My brother used to tell me before my dad triangulated him to his side, “You are the strongest woman I have ever met.” And, I’m still not sure, if that was meant to be a statement about me or one about his own limitations.
I don’t hold a grudge against my brother. In fact, I love him very much. Both the Golden Child and Black Sheep are abused children that grow into abused adult children. Both are molded, scolded and imprinted with shit that takes years of counseling to unravel, let alone understand. And sadly, unless we seek counseling and explore our own pain, sometimes we don’t even realize the deeper family dynamics that are so ingrained in us that are passed on from generation to generation.
I haven’t seen my brother in nineteen years, and I doubt I ever see him again. When I think about him, I get sad. Not so much for me, but for him. I can only imagine what kind of hell his life has been and how controlled he is as an adult. The last time I saw him, he sported purple bags under his eyes, had a flat affect and although he was alert and spoke, he did so with reluctance about him. It was as if he had accepted his fate of, “this is my lot in life and I had better keep quiet about it, or else.”
Fuck that.
I wish him nothing but the best in life. I wish him the ability to see through this one day and feel his way out the other side like I did. I hope he seeks help with his depression and finally lands in Wrongville with me. I hope he too was also able to break this cycle of abuse in his own family and do what my father wasn’t able to do in his. I hope he stands up one day and tells his children about their Aunt Robin. I doubt they know I exist. That makes me sad.

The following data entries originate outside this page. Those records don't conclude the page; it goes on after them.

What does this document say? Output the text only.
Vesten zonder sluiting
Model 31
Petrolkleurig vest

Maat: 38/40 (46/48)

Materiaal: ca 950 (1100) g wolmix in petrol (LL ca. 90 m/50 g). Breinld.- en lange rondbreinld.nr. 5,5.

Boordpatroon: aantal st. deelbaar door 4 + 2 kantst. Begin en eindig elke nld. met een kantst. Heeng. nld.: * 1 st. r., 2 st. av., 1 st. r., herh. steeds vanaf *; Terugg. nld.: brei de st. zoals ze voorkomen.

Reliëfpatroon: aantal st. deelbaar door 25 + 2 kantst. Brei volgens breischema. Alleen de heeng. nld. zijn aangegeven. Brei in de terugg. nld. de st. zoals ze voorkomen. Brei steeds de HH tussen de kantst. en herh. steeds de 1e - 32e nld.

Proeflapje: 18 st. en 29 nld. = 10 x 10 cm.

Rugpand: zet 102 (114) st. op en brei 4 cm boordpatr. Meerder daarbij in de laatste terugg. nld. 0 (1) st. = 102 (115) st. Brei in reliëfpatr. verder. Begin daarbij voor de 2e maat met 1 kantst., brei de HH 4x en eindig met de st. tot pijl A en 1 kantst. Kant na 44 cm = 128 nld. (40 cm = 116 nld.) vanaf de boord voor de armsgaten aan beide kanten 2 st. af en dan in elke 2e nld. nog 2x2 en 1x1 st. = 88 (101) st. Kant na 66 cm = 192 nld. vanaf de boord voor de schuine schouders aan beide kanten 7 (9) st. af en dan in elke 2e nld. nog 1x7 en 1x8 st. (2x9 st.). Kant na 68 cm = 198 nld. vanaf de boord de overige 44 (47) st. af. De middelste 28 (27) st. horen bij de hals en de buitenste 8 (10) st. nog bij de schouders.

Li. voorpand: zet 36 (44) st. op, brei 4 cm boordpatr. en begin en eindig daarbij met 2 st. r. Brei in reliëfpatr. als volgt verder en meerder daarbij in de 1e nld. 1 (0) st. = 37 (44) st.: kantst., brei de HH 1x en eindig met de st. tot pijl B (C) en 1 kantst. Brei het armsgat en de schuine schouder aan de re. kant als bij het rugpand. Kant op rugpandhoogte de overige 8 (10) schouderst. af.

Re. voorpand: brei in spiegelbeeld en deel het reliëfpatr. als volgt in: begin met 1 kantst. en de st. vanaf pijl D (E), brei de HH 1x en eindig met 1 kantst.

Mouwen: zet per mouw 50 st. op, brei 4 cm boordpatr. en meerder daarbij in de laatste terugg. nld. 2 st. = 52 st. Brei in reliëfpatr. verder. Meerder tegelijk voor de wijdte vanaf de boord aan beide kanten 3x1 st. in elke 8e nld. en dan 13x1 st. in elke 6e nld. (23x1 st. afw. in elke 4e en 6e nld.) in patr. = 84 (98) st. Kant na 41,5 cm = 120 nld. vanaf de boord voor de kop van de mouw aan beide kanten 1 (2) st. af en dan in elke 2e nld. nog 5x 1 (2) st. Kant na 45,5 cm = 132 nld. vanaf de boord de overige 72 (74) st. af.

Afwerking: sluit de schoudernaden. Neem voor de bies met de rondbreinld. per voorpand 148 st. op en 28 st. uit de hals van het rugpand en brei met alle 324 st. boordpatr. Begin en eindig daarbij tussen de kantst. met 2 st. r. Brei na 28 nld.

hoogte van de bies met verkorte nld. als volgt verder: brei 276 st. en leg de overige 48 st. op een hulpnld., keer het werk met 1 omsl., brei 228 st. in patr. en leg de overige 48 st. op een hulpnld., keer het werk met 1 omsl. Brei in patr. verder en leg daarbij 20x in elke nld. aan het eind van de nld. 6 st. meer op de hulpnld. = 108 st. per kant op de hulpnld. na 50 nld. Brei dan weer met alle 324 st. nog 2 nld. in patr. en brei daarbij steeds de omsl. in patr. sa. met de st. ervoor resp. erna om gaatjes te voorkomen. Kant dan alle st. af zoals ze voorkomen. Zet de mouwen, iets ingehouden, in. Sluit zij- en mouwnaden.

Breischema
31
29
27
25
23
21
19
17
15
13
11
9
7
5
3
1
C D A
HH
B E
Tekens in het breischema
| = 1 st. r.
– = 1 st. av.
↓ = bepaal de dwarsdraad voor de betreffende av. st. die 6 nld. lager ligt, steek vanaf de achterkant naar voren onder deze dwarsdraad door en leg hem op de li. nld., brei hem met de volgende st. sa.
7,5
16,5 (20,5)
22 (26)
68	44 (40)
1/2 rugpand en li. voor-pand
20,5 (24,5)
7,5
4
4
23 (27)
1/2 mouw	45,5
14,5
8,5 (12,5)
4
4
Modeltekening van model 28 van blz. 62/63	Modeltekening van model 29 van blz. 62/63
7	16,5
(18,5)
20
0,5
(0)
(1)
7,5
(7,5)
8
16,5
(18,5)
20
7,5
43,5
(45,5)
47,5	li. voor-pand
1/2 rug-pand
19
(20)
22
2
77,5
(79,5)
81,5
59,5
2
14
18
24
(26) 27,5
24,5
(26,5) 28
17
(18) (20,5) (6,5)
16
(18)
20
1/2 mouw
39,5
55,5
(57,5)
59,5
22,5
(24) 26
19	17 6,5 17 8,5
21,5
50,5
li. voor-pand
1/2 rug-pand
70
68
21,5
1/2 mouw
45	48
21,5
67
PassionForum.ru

But, I’m glad to be the Black Sheep of my family sitting over here in Wrongville. We’re not complacent over here. Not willing to go along to get along. We stand and deal. I think if we’re going to be abused, it’s best to be excluded from the family dynamics of narcissistic abuse than it ever is to be encased in it like a bug captured in resin.
I will remember and recover. Not forgive and forget. My heart can only take so much.